4. Over-the-counter pain medication
Many types of over-the-counter medications intended for spasms of the neck muscles are similar to those of body pain relief. You may be advised to take ibuprofen, aspirin, naproxen, or acetaminophen, all of which you can find in your medicine cabinet.
These over-the-counter anti-inflammatory medications will go a long way in reducing any inflamed tissue that is present because of your muscle spasm. Examples like naproxen (Aleve), ibuprofen (Motrin, Advil), and others will relieve the pain caused by neck spasm. No, they will not address the underlying issues that you brought up on your neck, but they will give you immediate relief to alleviate your neck pain.

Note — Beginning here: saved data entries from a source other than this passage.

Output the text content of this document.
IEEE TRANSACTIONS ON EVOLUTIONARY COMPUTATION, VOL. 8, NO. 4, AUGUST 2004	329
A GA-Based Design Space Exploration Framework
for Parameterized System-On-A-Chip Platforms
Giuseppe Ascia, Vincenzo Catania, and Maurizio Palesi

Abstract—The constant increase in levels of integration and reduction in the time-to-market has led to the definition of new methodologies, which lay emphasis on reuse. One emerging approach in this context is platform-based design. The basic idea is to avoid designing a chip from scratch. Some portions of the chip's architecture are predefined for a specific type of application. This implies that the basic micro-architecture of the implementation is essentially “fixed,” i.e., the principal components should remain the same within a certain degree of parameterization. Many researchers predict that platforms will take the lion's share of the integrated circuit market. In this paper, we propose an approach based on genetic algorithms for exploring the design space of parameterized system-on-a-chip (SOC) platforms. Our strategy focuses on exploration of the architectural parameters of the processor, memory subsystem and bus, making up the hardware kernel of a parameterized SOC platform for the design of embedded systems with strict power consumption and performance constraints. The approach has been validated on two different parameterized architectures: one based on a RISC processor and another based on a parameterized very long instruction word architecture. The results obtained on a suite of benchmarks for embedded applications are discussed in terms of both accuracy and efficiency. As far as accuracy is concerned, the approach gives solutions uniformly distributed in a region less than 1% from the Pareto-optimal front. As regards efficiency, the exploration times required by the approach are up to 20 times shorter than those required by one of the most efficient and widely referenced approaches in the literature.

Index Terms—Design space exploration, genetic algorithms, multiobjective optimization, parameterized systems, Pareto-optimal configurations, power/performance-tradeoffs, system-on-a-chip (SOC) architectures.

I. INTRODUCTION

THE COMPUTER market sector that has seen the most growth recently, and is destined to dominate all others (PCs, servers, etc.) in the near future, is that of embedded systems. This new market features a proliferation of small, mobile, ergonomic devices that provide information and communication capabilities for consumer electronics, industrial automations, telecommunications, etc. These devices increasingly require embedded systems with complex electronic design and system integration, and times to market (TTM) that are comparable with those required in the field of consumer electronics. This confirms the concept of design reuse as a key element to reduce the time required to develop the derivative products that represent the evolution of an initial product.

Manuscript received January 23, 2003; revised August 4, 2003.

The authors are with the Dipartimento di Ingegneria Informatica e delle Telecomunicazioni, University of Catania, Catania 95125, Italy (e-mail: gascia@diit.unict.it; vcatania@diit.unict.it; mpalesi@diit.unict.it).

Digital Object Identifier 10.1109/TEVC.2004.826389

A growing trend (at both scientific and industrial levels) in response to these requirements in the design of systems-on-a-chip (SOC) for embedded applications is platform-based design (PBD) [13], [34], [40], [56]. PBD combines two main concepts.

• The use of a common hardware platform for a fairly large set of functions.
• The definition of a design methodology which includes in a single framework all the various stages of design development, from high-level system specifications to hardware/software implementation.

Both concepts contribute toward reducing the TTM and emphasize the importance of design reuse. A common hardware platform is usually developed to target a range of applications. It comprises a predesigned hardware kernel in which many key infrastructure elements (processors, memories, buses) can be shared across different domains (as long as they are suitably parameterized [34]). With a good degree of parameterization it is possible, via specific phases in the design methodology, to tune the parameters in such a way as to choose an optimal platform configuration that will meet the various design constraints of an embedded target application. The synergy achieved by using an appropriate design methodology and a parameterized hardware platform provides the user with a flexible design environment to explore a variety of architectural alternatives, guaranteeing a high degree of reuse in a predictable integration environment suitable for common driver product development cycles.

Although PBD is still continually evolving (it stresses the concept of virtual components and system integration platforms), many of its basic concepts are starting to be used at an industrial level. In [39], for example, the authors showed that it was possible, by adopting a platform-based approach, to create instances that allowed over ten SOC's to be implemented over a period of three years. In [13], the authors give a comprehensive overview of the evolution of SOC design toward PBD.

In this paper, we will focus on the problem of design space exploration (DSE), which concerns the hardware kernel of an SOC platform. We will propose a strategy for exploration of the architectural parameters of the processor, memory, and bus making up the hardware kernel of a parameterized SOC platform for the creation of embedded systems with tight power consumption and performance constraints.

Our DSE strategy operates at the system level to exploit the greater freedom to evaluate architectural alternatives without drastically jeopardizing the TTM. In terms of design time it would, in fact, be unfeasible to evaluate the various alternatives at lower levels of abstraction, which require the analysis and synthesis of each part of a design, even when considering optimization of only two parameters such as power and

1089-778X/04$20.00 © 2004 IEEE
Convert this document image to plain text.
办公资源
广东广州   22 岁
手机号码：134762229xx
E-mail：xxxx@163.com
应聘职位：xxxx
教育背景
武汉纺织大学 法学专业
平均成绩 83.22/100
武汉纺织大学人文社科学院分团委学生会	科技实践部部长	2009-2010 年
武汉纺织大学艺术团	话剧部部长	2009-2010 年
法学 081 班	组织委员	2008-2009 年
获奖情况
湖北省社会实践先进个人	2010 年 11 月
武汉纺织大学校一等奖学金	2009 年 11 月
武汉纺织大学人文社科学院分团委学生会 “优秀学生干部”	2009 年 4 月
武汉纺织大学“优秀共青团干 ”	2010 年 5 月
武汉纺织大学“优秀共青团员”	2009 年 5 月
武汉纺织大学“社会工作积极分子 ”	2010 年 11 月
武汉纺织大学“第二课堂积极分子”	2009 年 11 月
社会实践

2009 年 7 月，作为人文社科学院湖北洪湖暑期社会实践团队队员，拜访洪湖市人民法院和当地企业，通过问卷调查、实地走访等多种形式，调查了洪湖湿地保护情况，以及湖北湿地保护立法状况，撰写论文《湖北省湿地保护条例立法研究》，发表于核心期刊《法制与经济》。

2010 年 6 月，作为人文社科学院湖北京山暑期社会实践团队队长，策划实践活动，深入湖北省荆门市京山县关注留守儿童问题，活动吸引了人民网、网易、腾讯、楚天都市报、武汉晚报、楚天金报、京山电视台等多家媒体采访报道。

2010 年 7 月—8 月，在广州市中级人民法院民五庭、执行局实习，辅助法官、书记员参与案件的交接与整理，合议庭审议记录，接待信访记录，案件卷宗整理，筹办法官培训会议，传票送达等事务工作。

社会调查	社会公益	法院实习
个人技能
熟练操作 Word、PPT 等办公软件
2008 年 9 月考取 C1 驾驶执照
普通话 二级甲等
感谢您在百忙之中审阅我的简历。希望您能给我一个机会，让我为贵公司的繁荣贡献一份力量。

If you have a neck spasm, then it is likely that it could mean that you have had your neck in some abnormal condition. So, one of the things you can do is just relax your neck muscles. One good technique would be to use a cervical pillow and lie on your back, allowing it to rest directly under your neck. You can also put a pillow under your knees. Keep relaxing music or a good podcast and it will help increase the atmosphere of peace.
When completing any difficult exercise, keep in mind how your body is moving. This can help determine if you are flexing your neck muscles unknowingly in response to physical stress. Instead of finishing the exercise without thinking, take a moment to look at the position of your neck and shoulders during each exercise to make sure you are not putting undue stress on them.
When to see your doctor
Most neck spasms occur due to sudden muscle strain and should be cleared within a week. Pain that persists or worsens may indicate a back problem, such as a spinal cord injury or a herniated disc. For any unexplained neck pain that does not begin to feel better within a week or more, visit your doctor. If your neck pain is accompanied by severe headache, dizziness, nausea, numbness / weakness, or other disturbing symptoms, seek medical attention immediately.